Now I understand that this not the main point; both polynomials and NN can approximate any function that is not artificially nasty. The only thing is that a NN is easier to optimize and generalizes better for high dimensional problems such as image classification.
The issue is more complicated than simply expressiveness. The author claim that "one should use PR instead" seems dubious at best, but I'm now going to read the paper and figure it out.
Very interesting topic. Indeed, one way to interpret the neural networks is to design the deep architecture interpretable at the first place. Namely, one can design the structure and activation functions of each layer to mimic one step of gradient descent. Then, K layer of this tailored DNN resembles K iterations of an optimization algorithm, e.g., see [1-3]. But still, one need to prove the convergence of such networks (empirical results show very promising convergence speed).
Back before deep learning was all the rage textbooks used to argue that two layers were enough because a two layer network can approximate anything arbitrarily well.
They were right and wrong. Two layer networks CAN indeed approximate any function arbitrarily well. They just do a piss poor job of it. It can take exponentially more para meters than a better formulation.
The lesson is that representation matters a lot. There are lots of ways to construct universal approximators but they are not made equal.
I actually always describe neural networks as a robust taylor series. What we are trying to do by calculating the weights are matching the "plane" of your data space. In the case of classification, you may have multiple taylor series generated, where each one represents a class, such that the highest value output of all the functions concatenated is your classification.

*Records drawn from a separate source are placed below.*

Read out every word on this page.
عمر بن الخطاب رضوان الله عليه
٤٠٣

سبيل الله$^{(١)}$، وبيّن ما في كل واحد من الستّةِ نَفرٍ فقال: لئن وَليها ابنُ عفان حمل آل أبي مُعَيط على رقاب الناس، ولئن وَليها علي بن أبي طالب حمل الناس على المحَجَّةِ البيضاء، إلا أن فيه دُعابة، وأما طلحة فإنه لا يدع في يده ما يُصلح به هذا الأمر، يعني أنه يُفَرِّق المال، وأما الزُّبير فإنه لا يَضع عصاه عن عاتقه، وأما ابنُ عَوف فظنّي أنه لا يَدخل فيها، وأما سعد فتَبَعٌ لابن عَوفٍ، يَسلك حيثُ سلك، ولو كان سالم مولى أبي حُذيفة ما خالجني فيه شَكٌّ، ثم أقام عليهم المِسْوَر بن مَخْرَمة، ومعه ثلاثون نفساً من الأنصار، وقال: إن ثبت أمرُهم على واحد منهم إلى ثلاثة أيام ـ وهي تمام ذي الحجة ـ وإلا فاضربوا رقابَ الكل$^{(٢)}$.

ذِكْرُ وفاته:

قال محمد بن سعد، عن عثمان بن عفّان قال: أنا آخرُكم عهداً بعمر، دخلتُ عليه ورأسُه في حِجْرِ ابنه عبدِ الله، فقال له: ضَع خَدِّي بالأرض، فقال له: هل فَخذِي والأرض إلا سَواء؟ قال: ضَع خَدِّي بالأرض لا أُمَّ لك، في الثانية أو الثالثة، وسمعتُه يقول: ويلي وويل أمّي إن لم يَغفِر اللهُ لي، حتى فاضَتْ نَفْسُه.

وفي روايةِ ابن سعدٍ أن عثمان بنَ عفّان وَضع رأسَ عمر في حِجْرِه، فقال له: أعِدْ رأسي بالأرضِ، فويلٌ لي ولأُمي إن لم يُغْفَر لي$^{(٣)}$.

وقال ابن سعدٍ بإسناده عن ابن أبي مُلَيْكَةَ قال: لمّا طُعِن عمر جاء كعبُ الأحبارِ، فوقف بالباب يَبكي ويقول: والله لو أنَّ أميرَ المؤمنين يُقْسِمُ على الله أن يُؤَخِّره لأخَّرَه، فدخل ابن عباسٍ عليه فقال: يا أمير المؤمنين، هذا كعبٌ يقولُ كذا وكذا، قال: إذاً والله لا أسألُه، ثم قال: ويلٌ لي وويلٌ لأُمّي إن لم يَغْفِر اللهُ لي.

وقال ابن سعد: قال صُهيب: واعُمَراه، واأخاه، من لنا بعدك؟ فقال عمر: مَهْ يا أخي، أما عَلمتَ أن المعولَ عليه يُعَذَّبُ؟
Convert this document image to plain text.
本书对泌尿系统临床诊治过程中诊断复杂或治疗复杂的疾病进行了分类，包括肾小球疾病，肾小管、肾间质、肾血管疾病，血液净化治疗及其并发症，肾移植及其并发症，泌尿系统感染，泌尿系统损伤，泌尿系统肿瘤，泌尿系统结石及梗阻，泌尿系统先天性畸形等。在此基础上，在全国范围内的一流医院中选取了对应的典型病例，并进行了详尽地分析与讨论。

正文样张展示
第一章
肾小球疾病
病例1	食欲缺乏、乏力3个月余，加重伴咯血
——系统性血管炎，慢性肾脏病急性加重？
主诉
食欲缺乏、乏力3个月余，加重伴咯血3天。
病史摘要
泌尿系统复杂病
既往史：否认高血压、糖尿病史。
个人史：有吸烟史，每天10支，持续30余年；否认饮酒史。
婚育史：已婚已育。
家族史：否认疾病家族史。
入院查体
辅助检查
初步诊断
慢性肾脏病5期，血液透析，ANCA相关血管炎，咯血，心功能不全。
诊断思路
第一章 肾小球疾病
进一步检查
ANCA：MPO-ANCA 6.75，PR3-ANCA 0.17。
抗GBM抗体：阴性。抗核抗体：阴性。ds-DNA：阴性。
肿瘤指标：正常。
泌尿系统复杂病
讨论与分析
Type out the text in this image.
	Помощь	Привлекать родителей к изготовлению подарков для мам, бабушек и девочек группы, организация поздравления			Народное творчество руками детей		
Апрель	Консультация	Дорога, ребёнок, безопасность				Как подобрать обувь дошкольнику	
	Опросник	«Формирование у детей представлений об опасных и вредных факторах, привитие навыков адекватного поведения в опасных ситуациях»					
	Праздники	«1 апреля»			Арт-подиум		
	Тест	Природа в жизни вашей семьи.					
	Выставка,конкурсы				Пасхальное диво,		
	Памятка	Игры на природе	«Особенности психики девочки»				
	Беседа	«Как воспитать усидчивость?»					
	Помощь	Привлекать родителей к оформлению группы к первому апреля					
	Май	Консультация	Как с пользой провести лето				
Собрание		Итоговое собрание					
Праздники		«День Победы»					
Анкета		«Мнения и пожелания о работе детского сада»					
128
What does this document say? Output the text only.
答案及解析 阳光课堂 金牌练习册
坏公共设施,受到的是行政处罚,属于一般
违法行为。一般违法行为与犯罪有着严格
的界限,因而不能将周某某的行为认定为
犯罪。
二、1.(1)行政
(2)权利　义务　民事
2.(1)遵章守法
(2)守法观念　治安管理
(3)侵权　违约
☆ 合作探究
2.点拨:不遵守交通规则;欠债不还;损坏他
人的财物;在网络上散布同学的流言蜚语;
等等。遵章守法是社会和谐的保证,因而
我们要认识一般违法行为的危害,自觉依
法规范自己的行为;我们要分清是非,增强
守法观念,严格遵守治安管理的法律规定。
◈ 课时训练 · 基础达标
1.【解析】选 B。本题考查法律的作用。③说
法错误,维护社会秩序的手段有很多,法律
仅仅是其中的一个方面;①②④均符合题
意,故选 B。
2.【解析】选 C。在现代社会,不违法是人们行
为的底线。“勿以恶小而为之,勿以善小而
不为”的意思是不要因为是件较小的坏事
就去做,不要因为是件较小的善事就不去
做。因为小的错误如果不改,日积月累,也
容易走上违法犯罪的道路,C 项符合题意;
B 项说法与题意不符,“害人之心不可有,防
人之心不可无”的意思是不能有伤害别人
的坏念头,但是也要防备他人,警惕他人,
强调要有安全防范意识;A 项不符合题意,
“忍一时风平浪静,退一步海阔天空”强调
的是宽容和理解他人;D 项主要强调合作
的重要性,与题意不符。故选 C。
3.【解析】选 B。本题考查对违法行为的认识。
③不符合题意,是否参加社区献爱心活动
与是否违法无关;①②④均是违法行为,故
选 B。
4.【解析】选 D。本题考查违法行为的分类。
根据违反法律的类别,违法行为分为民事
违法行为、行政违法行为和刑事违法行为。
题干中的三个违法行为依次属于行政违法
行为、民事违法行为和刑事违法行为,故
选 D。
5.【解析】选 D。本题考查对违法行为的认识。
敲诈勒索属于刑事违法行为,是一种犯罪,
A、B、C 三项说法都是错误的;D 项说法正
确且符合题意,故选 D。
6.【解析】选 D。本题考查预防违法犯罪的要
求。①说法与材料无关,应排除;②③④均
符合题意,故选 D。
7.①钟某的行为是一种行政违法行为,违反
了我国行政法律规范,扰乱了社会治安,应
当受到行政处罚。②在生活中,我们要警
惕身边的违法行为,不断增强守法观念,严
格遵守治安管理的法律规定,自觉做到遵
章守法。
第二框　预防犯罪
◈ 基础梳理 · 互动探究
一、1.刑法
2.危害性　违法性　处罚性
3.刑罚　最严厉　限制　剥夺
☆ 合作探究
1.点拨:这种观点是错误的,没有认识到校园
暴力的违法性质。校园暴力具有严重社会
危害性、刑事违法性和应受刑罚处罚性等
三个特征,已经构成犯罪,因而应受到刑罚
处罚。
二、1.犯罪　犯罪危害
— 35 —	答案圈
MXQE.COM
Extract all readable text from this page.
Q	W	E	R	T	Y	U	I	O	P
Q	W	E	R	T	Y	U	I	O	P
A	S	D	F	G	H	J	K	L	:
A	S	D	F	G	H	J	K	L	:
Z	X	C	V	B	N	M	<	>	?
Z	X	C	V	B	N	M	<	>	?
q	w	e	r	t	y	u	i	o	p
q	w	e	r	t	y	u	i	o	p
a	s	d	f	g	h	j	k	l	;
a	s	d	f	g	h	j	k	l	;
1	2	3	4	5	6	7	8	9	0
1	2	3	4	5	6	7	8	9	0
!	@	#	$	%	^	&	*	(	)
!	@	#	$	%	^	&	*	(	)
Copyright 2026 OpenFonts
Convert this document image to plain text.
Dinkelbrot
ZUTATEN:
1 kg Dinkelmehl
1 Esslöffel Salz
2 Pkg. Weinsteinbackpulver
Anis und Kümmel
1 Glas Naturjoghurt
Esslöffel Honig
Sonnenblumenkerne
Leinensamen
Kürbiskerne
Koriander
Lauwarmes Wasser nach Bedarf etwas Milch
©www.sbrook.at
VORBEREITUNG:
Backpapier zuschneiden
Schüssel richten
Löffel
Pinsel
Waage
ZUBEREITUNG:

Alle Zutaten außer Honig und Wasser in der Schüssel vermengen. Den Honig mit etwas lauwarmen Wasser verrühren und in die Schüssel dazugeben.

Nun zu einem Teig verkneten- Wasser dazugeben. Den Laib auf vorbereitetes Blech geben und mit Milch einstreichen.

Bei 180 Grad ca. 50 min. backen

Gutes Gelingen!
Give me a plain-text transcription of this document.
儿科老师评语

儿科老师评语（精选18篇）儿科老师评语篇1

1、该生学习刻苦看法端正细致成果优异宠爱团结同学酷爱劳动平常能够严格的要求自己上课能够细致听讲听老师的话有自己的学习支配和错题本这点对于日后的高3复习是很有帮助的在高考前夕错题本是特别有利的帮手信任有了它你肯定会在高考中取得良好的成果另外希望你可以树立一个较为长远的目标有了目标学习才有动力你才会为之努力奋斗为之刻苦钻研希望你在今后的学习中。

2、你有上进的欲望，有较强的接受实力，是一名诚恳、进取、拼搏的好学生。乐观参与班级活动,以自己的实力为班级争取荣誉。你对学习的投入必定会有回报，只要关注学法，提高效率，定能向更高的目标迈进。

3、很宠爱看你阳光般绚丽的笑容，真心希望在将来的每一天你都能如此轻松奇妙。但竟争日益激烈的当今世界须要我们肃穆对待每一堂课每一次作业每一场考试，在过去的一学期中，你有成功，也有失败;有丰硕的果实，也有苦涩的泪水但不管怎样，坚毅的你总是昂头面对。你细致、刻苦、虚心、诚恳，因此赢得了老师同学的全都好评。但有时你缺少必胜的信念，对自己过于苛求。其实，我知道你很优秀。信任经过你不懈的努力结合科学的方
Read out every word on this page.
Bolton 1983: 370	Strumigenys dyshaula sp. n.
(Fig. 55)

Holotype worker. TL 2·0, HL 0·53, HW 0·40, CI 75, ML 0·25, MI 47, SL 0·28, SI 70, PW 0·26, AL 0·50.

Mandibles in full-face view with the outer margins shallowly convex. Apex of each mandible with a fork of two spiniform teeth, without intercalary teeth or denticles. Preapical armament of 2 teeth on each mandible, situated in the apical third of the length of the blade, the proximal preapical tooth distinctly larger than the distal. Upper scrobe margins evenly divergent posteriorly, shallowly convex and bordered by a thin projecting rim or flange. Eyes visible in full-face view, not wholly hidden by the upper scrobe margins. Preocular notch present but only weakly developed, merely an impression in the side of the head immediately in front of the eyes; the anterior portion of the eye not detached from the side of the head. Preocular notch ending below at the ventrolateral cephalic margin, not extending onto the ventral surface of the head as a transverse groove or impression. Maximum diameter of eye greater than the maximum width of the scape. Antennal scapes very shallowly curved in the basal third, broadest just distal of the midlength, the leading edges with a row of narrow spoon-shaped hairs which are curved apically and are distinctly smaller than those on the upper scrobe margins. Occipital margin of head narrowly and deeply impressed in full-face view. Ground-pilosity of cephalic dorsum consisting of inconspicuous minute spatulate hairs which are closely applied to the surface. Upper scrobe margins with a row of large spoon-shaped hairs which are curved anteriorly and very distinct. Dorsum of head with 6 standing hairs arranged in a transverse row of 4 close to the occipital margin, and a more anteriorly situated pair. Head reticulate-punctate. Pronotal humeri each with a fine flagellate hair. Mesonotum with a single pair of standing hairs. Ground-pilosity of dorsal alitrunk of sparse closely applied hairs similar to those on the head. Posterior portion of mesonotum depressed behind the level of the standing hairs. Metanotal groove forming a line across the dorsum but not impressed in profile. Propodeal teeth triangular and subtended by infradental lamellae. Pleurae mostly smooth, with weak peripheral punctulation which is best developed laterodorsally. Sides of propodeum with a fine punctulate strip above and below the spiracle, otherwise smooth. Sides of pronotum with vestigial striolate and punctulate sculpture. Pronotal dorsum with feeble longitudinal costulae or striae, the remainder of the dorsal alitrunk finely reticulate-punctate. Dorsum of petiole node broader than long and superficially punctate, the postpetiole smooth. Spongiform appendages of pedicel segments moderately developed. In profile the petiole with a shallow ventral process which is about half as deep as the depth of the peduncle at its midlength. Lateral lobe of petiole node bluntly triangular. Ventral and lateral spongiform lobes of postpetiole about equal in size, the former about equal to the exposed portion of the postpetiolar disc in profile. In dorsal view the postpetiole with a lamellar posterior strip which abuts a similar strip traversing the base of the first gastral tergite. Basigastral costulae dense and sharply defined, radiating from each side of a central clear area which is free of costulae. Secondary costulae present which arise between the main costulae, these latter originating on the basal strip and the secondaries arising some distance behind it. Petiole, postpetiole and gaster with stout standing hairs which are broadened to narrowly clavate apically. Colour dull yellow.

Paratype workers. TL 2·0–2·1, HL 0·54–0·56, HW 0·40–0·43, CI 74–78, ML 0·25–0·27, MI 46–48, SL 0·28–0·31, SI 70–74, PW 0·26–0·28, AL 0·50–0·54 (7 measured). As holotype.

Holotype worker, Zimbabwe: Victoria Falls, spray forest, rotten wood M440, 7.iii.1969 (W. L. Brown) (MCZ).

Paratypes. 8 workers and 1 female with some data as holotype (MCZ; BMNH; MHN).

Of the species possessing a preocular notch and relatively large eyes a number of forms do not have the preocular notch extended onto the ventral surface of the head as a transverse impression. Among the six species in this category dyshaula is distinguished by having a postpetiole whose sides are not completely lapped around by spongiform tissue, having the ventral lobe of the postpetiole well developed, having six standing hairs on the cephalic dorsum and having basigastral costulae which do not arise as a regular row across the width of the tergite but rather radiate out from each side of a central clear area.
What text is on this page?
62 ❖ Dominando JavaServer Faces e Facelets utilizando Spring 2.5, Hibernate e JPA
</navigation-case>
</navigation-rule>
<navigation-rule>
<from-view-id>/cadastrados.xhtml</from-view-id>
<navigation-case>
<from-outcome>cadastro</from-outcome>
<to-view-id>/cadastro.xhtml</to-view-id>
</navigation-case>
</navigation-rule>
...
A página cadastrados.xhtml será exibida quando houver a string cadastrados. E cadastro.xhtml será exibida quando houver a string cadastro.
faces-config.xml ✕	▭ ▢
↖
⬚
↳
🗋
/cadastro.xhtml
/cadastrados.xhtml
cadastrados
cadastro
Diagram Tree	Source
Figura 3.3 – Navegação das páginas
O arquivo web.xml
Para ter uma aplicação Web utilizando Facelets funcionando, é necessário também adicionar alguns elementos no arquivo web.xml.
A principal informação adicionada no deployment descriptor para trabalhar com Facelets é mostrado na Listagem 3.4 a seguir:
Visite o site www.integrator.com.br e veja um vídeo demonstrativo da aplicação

Once you understand that a neural network "learns" the underlying data space, it is easy to understand why/how you can just change the output layer of a trained network in many cases to solve a different problem (on the same dataset).
PR is quite similar to a neural network with a single extremely wide layer. Unless you are hashing the polynomials, you will quickly run into an intractible problem, while properly setup NNs automatically learn which polynomials are needed for solving the problem, giving the budget of the network architecture (number of layers, number of neurons, etc.).
Nobody in industry will abandon NNs over PRs if they are looking to making it easier to handle. I doubt on most industrial problems, that PR even comes close to NNs in performance.
I think what you literally need is a network that is "narrow" but also has many layers. This is because what PR features over simple linear regression is interaction terms, and multiple layers are an alternate way to get those. This also hints at one problem with true PR - in a multi-variate context, the amount of coefficients you'll need to fit is going to scale very badly given the number of variables and the degree of your polynomial. NN layers have natural dimenionality-reduction properties that make them more flexible.
The old seems to be new again. Advancements in hardware are dusting off the ANN genre, making it shiny and bright, and sparking reinventions an order of magnitude greater than the previous revolution circa the 80's.